Criterion C2.1 of the Standards explores respectful and culturally appropriate care for patients and suggests a range of ways practices can demonstrate consideration and respect for their lesbian, gay, bisexual, transgender, intersex, queer and asexual (LGBTIQA+) patients, such as:
- maintaining a policy of acknowledging, recording and implementing the names and pronouns used by each patient
- demonstrating that patients’ assigned sex at birth, variations of sex characteristics (intersex status) and gender are recorded separately in your clinical software
- meeting a patient’s request for a practitioner they feel comfortable with, if possible
- holding meetings for the clinical team to discuss and identify the unique health needs of LGBTIQA+ patients and those of other gender and sexual diversities
- displaying LGBTIQA+ symbols and/or flags.

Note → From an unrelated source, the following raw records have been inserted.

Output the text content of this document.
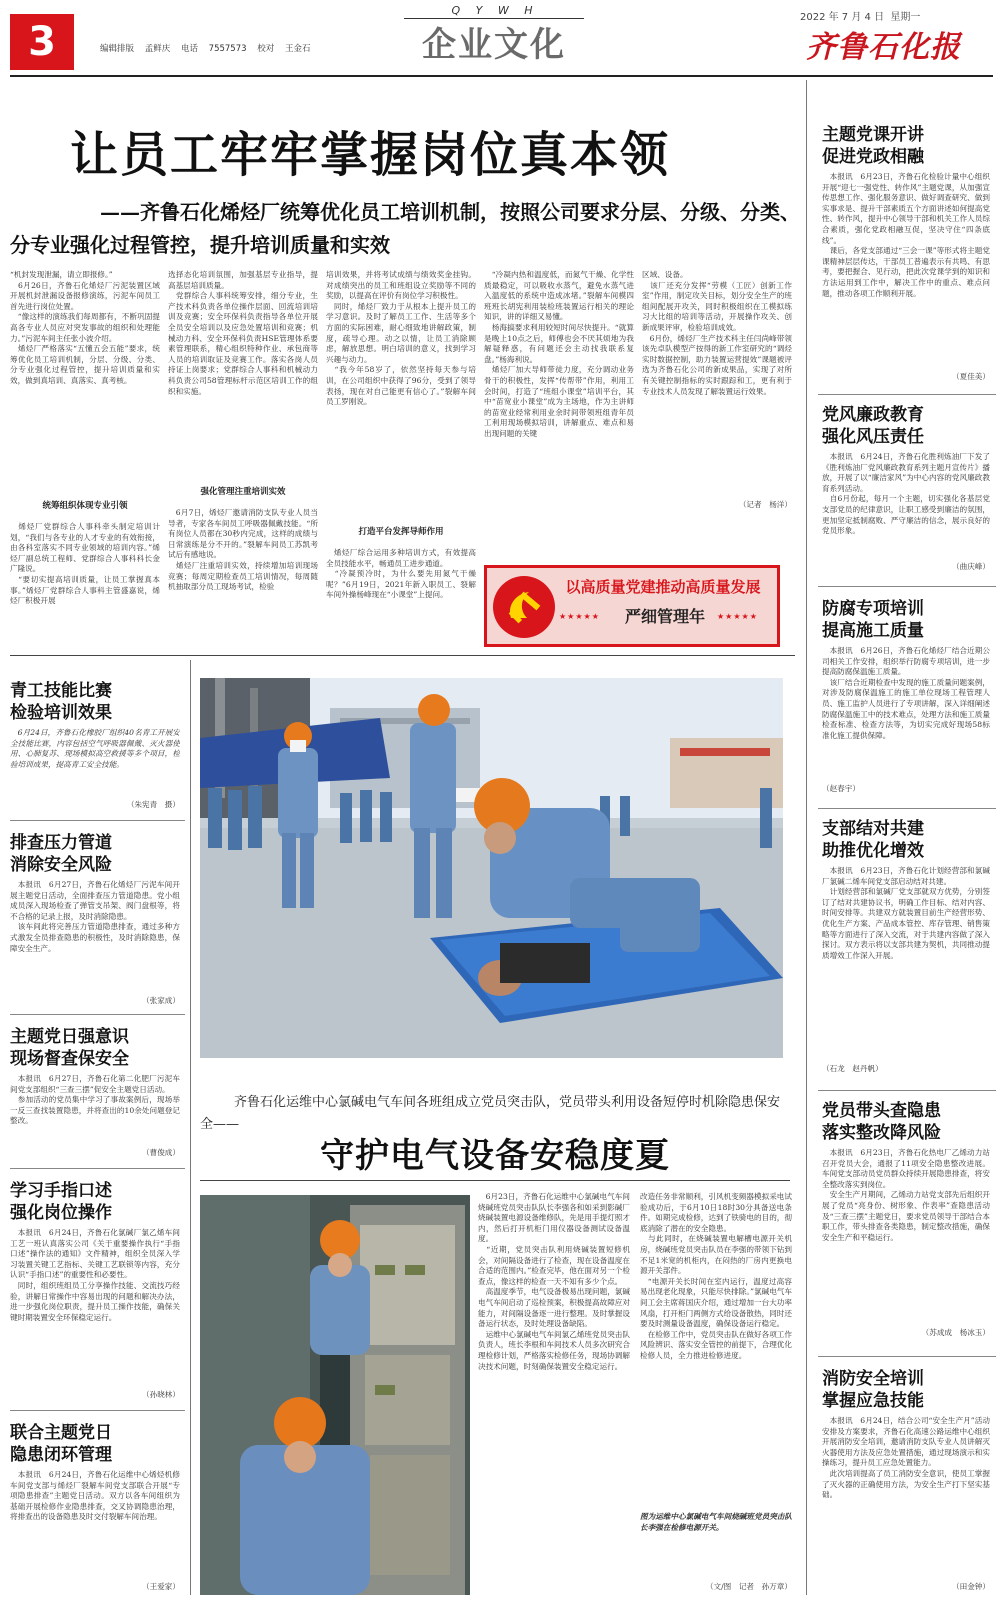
3	编辑排版 孟鲜庆 电话 7557573 校对 王金石
Q Y W H
企业文化
2022 年 7 月 4 日  星期一
齐鲁石化报
让员工牢牢掌握岗位真本领
——齐鲁石化烯烃厂统筹优化员工培训机制，按照公司要求分层、分级、分类、分专业强化过程管控，提升培训质量和实效
“机封发现泄漏，请立即报修。”
　6月26日，齐鲁石化烯烃厂污泥装置区域开展机封泄漏设备报修演练，污泥车间员工首先进行岗位处置。
　“像这样的演练我们每周都有，不断巩固提高各专业人员应对突发事故的组织和处理能力。”污泥车间主任张小波介绍。
　烯烃厂严格落实“五懂五会五能”要求，统筹优化员工培训机制，分层、分级、分类、分专业强化过程管控，提升培训质量和实效，做到真培训、真落实、真考核。
统筹组织体现专业引领
　烯烃厂党群综合人事科牵头制定培训计划，“我们与各专业的人才专业的有效衔接，由各科室落实不同专业领域的培训内容。”烯烃厂副总统工程师、党群综合人事科科长金广隆说。
　“要切实提高培训质量，让员工掌握真本事。”烯烃厂党群综合人事科主管盛嘉说，烯烃厂积极开展
选择态化培训氛围，加强基层专业指导，提高基层培训质量。
　党群综合人事科统筹安排，细分专业，生产技术科负责各单位操作层面、回流培训培训及竞赛；安全环保科负责指导各单位开展全员安全培训以及应急处置培训和竞赛；机械动力科、安全环保科负责HSE管理体系要素管理联系，精心组织特种作业、承包商等人员的培训取证及竞赛工作。落实各岗人员持证上岗要求；党群综合人事科和机械动力科负责公司58管理标杆示范区培训工作的组织和实施。
强化管理注重培训实效
　6月7日，烯烃厂邀请消防支队专业人员当导者，专家各车间员工呼吸器佩戴技能。“所有岗位人员都在30秒内完成，这样的成绩与日常演练是分不开的。”裂解车间员工苏凯考试后有感地说。
　烯烃厂注重培训实效，持续增加培训现场竞赛；每周定期检查员工培训情况，每周随机抽取部分员工现场考试，检验
培训效果，并将考试成绩与绩效奖金挂钩。对成绩突出的员工和班组设立奖励等不同的奖励，以提高在评价有岗位学习积极性。
　同时，烯烃厂致力于从根本上提升员工的学习意识。及时了解员工工作、生活等多个方面的实际困难，耐心细致地讲解政策，制度，疏导心理。动之以情，让员工消除顾虑，解放思想。明白培训的意义，找到学习兴趣与动力。
　“我今年58岁了，依然坚持每天参与培训，在公司组织中获得了96分，受到了领导表扬，现在对自己能更有信心了。”裂解车间员工罗刚说。
打造平台发挥导师作用
　烯烃厂综合运用多种培训方式，有效提高全员技能水平，畅通员工进步通道。
　“冷凝预冷时，为什么要先用氮气干燥呢？”6月19日，2021年新入职员工、裂解车间外操杨峰现在“小课堂”上提问。
　“冷凝内热和温度低，而氮气干燥、化学性质最稳定，可以吸收水蒸气，避免水蒸气进入温度低的系统中造成冰堵。”裂解车间模四班班长胡宪利用装检班装置运行相关的理论知识，讲的详细又易懂。
　杨海搞要求利用较短时间尽快提升。“就算是晚上10点之后，师傅也会不厌其烦地为我解疑释惑，有问题还会主动找我联系复盘。”杨海利说。
　烯烃厂加大导师带徒力度，充分调动业务骨干的积极性，发挥“传帮带”作用，利用工会时间，打造了“班组小课堂”培训平台，其中“苗宽业小课堂”成为主场地，作为主讲师的苗宽业经常利用业余时间带领班组青年员工利用现场模拟培训，讲解重点、难点和易出现问题的关键
区域、设备。
　该厂还充分发挥“劳模（工匠）创新工作室”作用，制定攻关目标，划分安全生产的班组间配展开攻关，同时积极组织在工模拟练习大比组的培训等活动，开展操作攻关、创新成果评审，检验培训成效。
　6月份，烯烃厂生产技术科主任闫尚峰带领该先卓队模型产按得的新工作室研究的“调烃实时数据控制，助力装置运营提效”课题被评选为齐鲁石化公司的新成果品，实现了对所有关键控制指标的实时跟踪和工，更有利于专业技术人员发现了解装置运行效果。
（记者　杨洋）
以高质量党建推动高质量发展
★★★★★	严细管理年	★★★★★
主题党课开讲
促进党政相融
　本报讯　6月23日，齐鲁石化检验计量中心组织开展“迎七一强党性、转作风”主题党课，从加强宣传思想工作、强化服务意识、做好调查研究、做到实事求是、提升干部素质五个方面讲述如何提高党性、转作风，提升中心领导干部和机关工作人员综合素质，强化党政相融互促，坚决守住“四条底线”。
　课后，各党支部通过“三会一课”等形式将主题党课精神层层传达，干部员工普遍表示有共鸣、有思考，要把握合、见行动，把此次党课学到的知识和方法运用到工作中，解决工作中的重点、难点问题，推动各项工作顺利开展。
（夏佳美）
党风廉政教育
强化风压责任
　本报讯　6月24日，齐鲁石化胜利炼油厂下发了《胜利炼油厂党风廉政教育系列主题月宣传片》播放，开展了以“廉洁家风”为中心内容的党风廉政教育系列活动。
　自6月份起，每月一个主题，切实强化各基层党支部党员的纪律意识，让职工感受到廉洁的氛围，更加坚定抵制腐败、严守廉洁的信念，展示良好的党员形象。
（曲庆峰）
防腐专项培训
提高施工质量
　本报讯　6月26日，齐鲁石化烯烃厂结合近期公司相关工作安排，组织举行防腐专项培训，进一步提高防腐保温施工质量。
　该厂结合近期检查中发现的施工质量问题案例，对涉及防腐保温施工的施工单位现场工程管理人员、施工监护人员进行了专项讲解，深入详细阐述防腐保温施工中的技术难点，处理方法和施工质量检查标准、检查方法等，为切实完成好现场58标准化施工提供保障。
（赵春宇）
支部结对共建
助推优化增效
　本报讯　6月23日，齐鲁石化计划经营部和氯碱厂氯碱二烯车间党支部启动结对共建。
　计划经营部和氯碱厂党支部就双方优势，分别签订了结对共建协议书，明确工作目标、结对内容、时间安排等。共建双方就装置目前生产经营形势、优化生产方案、产品成本管控、库存管理、销售策略等方面进行了深入交流，对于共建内容做了深入探讨。双方表示将以支部共建为契机，共同推动提质增效工作深入开展。
（石龙　赵丹帆）
党员带头查隐患
落实整改降风险
　本报讯　6月23日，齐鲁石化热电厂乙烯动力站召开党员大会，通报了11项安全隐患整改进展。车间党支部动员党员群众持续开展隐患排查，将安全整改落实到岗位。
　安全生产月期间，乙烯动力站党支部先后组织开展了党员“亮身份、树形象、作表率”查隐患活动及“三查三摆”主题党日，要求党员领导干部结合本职工作，带头排查各类隐患，制定整改措施，确保安全生产和平稳运行。
（苏成成　杨冰玉）
消防安全培训
掌握应急技能
　本报讯　6月24日，结合公司“安全生产月”活动安排及方案要求，齐鲁石化高速公路运维中心组织开展消防安全培训，邀请消防支队专业人员讲解灭火器使用方法及应急处置措施，通过现场演示和实操练习，提升员工应急处置能力。
　此次培训提高了员工消防安全意识，使员工掌握了灭火器的正确使用方法，为安全生产打下坚实基础。
（田金钟）
青工技能比赛
检验培训效果
　6月24日，齐鲁石化橡胶厂组织40名青工开展安全技能比赛，内容包括空气呼吸器佩戴、灭火器使用、心肺复苏、现场模拟高空救援等多个项目，检验培训成果，提高青工安全技能。
（朱宪青　摄）
排查压力管道
消除安全风险
　本报讯　6月27日，齐鲁石化烯烃厂污泥车间开展主题党日活动，全面排查压力管道隐患。党小组成员深入现场检查了弹管支吊架、阀门盘根等，将不合格的记录上报，及时消除隐患。
　该车间此将完善压力管道隐患排查，通过多种方式激发全员排查隐患的积极性，及时消除隐患，保障安全生产。
（张家成）
主题党日强意识
现场督查保安全
　本报讯　6月27日，齐鲁石化第二化肥厂污泥车间党支部组织“三查三摆”促安全主题党日活动。
　参加活动的党员集中学习了事故案例后，现场举一反三查找装置隐患，并将查出的10余处问题登记整改。
（曹俊成）
学习手指口述
强化岗位操作
　本报讯　6月24日，齐鲁石化氯碱厂氯乙烯车间工艺一班认真落实公司《关于重要操作执行“手指口述”操作法的通知》文件精神，组织全员深入学习装置关键工艺指标、关键工艺联锁等内容，充分认识“手指口述”的重要性和必要性。
　同时，组织班组员工分享操作技能、交流技巧经验，讲解日常操作中容易出现的问题和解决办法，进一步强化岗位职责，提升员工操作技能，确保关键时期装置安全环保稳定运行。
（孙晓林）
联合主题党日
隐患闭环管理
　本报讯　6月24日，齐鲁石化运维中心烯烃机修车间党支部与烯烃厂裂解车间党支部联合开展“专项隐患排查”主题党日活动。双方以各车间组织为基础开展检修作业隐患排查，交叉协调隐患治理，将排查出的设备隐患及时交付裂解车间治理。
（王爱家）
齐鲁石化运维中心氯碱电气车间各班组成立党员突击队，党员带头利用设备短停时机除隐患保安全——
守护电气设备安稳度夏
　6月23日，齐鲁石化运维中心氯碱电气车间烧碱班党员突击队队长李强各和如采到影碱厂烧碱装置电源设备维修队，先是用手提灯照才内，然后打开机柜门用仪器设备测试设备温度。
　“近期，党员突击队利用烧碱装置短修机会，对间隔设备进行了检查，现在设备温度在合适的范围内。”检查完毕，他在面对另一个检查点，像这样的检查一天不知有多少个点。
　高温度季节，电气设备极易出现问题，氯碱电气车间启动了巡检预案，积极提高故障应对能力，对间隔设备逐一进行整理。及时掌握设备运行状态，及时处理设备缺陷。
　运维中心氯碱电气车间氯乙烯班党员突击队负责人，班长李根和车间技术人员多次研究合理检修计划，严格落实检修任务，现场协调解决技术问题，时刻确保装置安全稳定运行。
改造任务非常顺利，引风机变频器模拟采电试验成功后，于6月10日18时30分具备送电条件。如期完成检修，达到了铁骑电的目的，彻底消除了潜在的安全隐患。
　与此同时，在烧碱装置电解槽电源开关机房，烧碱班党员突击队员在李强的带领下钻到不足1米宽的机柜内，在闷热的厂房内更换电源开关部件。
　“电源开关长时间在室内运行，温度过高容易出现老化现象，只能尽快排除。”氯碱电气车间工会主席蒋国庆介绍，通过增加一台大功率风扇，打开柜门两侧方式给设备散热，同时还要及时测量设备温度，确保设备运行稳定。
　在检修工作中，党员突击队在做好各项工作风险辨识、落实安全管控的前提下，合理优化检修人员，全力推进检修进度。
图为运维中心氯碱电气车间烧碱班党员突击队长李强在检修电源开关。
（文/图　记者　孙万章）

Collecting information about sex, gender, variations of sex characteristics and sexual orientation
Missing or misrepresented information in a patient’s health record can have substantial implications for clinical care delivery. If a patient’s assigned sex at birth and gender are conflated and inaccurately recorded, appropriate treatments might not be offered.
Practices need to explain to patients the reason for collecting information about sex and gender so they know their information is being confidentially collected for their own health outcomes, not for discriminatory or judgemental reasons.
For the best health outcomes, practices need to ask for and separately record details about a patient’s sex, gender, variations of sex characteristics and sexual orientation. Your practice could do the following to improve the accuracy of responses when collecting this information from patients:
- Clearly explain why questions are being asked and how answers will be used.
- Use forms that allow patients to choose from multiple fields (eg see formats for preferred question and answer options below).
- Ask patients what pronouns they use, then document and use this information (eg in referral letters).
- Ask questions that distinguish between identity (ie male/female) and descriptors of behaviour, attraction and experience (ie ask who your patient’s sexual partners are).